As mentioned in the ticket, you can use JavaScript to call client code and also request a cookie value back by that. E.g.
#Grapes([
#Grab('org.vaadin.spring:spring-boot-vaadin:0.0.3'),
#Grab('com.vaadin:vaadin-server:7.4.0.beta1'),
#Grab('com.vaadin:vaadin-client-compiled:7.4.0.beta1'),
#Grab('com.vaadin:vaadin-themes:7.4.0.beta1'),
])
import com.vaadin.ui.*
#org.vaadin.spring.VaadinUI
#groovy.transform.CompileStatic
class MyUI extends UI {
protected void init(com.vaadin.server.VaadinRequest request) {
final resultLabel = new Label()
// provide a callback for the client to tell the cookies
JavaScript.current.addFunction("tellCookie", { elemental.json.JsonArray arguments ->
resultLabel.value = arguments?.get(0)?.asString()
} as JavaScriptFunction)
setContent(new VerticalLayout().with{
addComponent(new Button("Set Cookie", {
// just simply set the cookies via JS (attn: quoting etc)
JavaScript.current.execute("document.cookie='mycookie=${System.currentTimeMillis()}'")

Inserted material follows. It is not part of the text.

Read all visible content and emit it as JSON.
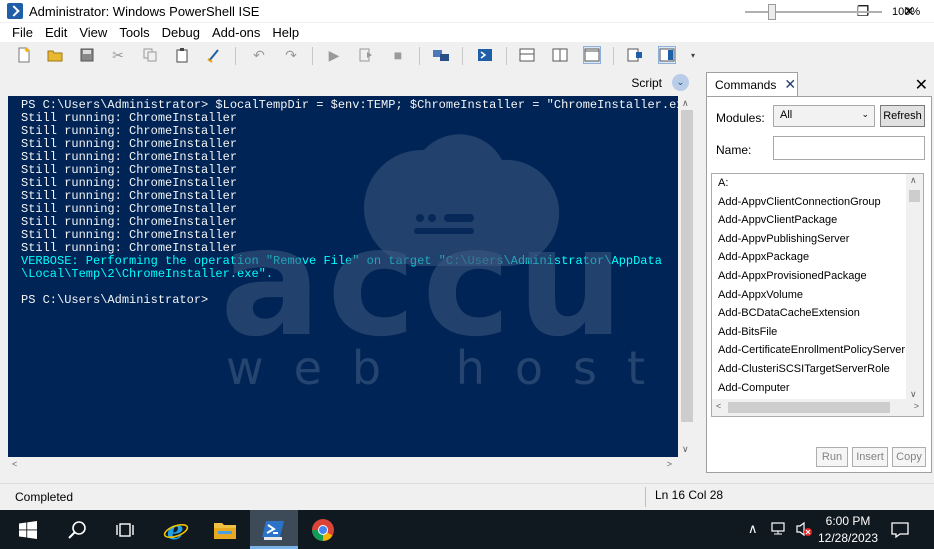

} as Button.ClickListener))
addComponent(new Button("Get Cookie", {
// tell the client to tell the server the cookies
JavaScript.current.execute("this.tellCookie(document.cookie)")
} as Button.ClickListener))
addComponent(resultLabel)
return it
})
}
}
This is a running example (e.g. spring run vaadin.groovy) for testing. See the comments for the important parts.
The Viritin add-on contains a helper class called BrowserCookie. It works in pretty much the way suggested by cfrick, but just hides all the cookie handling complexity into a helper class. It don't contain built in "max age" handling yet, but that could be easily added as a workaround you can manually "encode" the age into cookie value.
BTW. Don't know what you are doing, but if you happen to be using TouchKit add-on, it has a helper for html5 local storage. It has rather wide browsers support already and is in many ways better way to store e.g. settings than cookies.